Os jornais noticiaram que Maria Bethânia estaria lançando mão da Lei Federal de Incentivo à Cultura (conhecida como Lei Rouanet) para montar um blog em que declamaria poemas em vídeos filmados por Andrucha Waddingnton. A notícia gerou discussão entre a dita classe intelectual: acadêmicos, jornalistas e artistas parecem ter tomado para si o direito de julgar se esse ato era certo ou errado, baseados em argumentos como: “Bethânia não precisa de incentivo fiscal, pois já tem nome e consegue dinheiro facilmente”; “Bethania é uma artista como qualquer outra e pode usar o incentivo”; “um milhão de reais é muito dinheiro para montar um blog”; “o blog vai ser caro porque vai ser de qualidade”; “o dinheiro é do povo, porque é renúncia fiscal”; “o dinheiro é do povo, mas é usado para o povo, através da cultura”.

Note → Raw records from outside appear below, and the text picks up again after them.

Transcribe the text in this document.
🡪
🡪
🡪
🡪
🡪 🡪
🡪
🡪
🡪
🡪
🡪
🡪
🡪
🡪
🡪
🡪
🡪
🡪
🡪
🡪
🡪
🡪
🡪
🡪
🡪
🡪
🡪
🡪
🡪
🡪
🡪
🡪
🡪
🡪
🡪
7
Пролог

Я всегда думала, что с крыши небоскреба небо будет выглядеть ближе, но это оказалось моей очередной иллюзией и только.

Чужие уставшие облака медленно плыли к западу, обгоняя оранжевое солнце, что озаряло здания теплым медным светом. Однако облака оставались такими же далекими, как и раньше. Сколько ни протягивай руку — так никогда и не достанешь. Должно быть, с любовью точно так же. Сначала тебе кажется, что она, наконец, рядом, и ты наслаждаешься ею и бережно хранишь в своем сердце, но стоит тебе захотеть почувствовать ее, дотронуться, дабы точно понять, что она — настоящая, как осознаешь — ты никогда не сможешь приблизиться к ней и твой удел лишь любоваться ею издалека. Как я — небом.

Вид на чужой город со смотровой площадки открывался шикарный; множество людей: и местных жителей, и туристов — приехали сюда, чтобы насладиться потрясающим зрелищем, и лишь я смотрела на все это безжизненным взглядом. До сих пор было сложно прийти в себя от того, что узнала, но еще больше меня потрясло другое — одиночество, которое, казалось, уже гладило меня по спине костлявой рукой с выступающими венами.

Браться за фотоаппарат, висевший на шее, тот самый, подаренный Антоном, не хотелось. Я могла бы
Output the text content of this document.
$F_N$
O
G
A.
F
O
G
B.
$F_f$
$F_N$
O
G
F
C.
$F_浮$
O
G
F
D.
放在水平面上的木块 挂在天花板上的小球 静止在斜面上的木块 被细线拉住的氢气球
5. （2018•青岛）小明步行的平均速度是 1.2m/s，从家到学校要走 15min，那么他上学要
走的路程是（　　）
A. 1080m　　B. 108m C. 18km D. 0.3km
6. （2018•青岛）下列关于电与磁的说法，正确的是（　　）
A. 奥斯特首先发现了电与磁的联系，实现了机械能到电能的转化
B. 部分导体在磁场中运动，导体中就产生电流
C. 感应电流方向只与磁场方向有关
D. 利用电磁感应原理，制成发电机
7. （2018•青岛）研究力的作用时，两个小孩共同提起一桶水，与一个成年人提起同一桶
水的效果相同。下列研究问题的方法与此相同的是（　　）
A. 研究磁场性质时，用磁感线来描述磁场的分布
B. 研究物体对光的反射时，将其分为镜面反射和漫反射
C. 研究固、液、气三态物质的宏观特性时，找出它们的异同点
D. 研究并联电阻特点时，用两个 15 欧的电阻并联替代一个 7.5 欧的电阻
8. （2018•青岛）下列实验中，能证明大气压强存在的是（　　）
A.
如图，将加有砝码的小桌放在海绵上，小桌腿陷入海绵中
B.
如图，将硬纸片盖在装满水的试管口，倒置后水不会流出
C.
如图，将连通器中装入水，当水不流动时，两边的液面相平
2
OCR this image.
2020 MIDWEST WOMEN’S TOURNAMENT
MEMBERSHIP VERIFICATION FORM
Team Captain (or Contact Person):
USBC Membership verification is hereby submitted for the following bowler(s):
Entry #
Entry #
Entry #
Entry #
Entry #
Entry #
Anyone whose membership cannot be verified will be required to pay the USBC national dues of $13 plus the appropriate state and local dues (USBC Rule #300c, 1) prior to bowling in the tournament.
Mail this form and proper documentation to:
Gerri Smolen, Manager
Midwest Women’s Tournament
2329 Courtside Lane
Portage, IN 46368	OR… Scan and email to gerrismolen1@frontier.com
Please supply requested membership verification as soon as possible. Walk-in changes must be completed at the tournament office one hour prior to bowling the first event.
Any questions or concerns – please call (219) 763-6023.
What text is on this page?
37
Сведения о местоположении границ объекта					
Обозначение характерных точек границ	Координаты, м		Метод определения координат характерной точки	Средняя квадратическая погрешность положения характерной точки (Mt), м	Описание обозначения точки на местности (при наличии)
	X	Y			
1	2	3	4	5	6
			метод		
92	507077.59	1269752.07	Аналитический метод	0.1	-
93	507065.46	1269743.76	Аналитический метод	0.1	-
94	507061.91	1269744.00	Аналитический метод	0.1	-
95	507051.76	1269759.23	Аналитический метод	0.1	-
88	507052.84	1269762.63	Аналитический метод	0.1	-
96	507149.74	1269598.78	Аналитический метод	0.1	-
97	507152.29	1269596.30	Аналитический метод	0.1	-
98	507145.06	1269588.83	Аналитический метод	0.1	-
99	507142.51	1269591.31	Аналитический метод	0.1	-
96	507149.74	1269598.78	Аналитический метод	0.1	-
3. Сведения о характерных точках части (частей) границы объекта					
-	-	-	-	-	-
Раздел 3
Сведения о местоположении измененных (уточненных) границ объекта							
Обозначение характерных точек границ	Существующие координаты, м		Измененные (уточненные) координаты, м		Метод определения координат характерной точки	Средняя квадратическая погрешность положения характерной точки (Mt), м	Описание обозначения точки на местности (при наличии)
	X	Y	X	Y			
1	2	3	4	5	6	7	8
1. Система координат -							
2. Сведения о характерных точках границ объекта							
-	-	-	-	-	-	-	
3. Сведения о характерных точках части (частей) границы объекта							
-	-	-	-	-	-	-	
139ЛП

As razões e argumentos são muitos e não pretendo julgá-los aqui. O que me importa extrair dessa polêmica é um ponto que eu achava pacífico, e que Caetano Veloso, em artigo para O Globo, mostrou que não é: o equilíbrio entre ser artista e seu espaço social.

Em primeiro lugar, devo dizer que considero absurdas duas visões que me parecem lutar entre si: a de que o artista deve ser superior ao resto da sociedade e a de que a função do artista é uma mera função social. Cazuza, na canção Burguesia, dizia que a “burguesia fede”, mas se excluía do odor repelente, porque acreditava que a arte o redimia: “eu sou burguês, mas eu sou artista”. Por outro lado, muitos acreditam que a arte é apenas um bem público, e que só nos deve preocupar a sua função.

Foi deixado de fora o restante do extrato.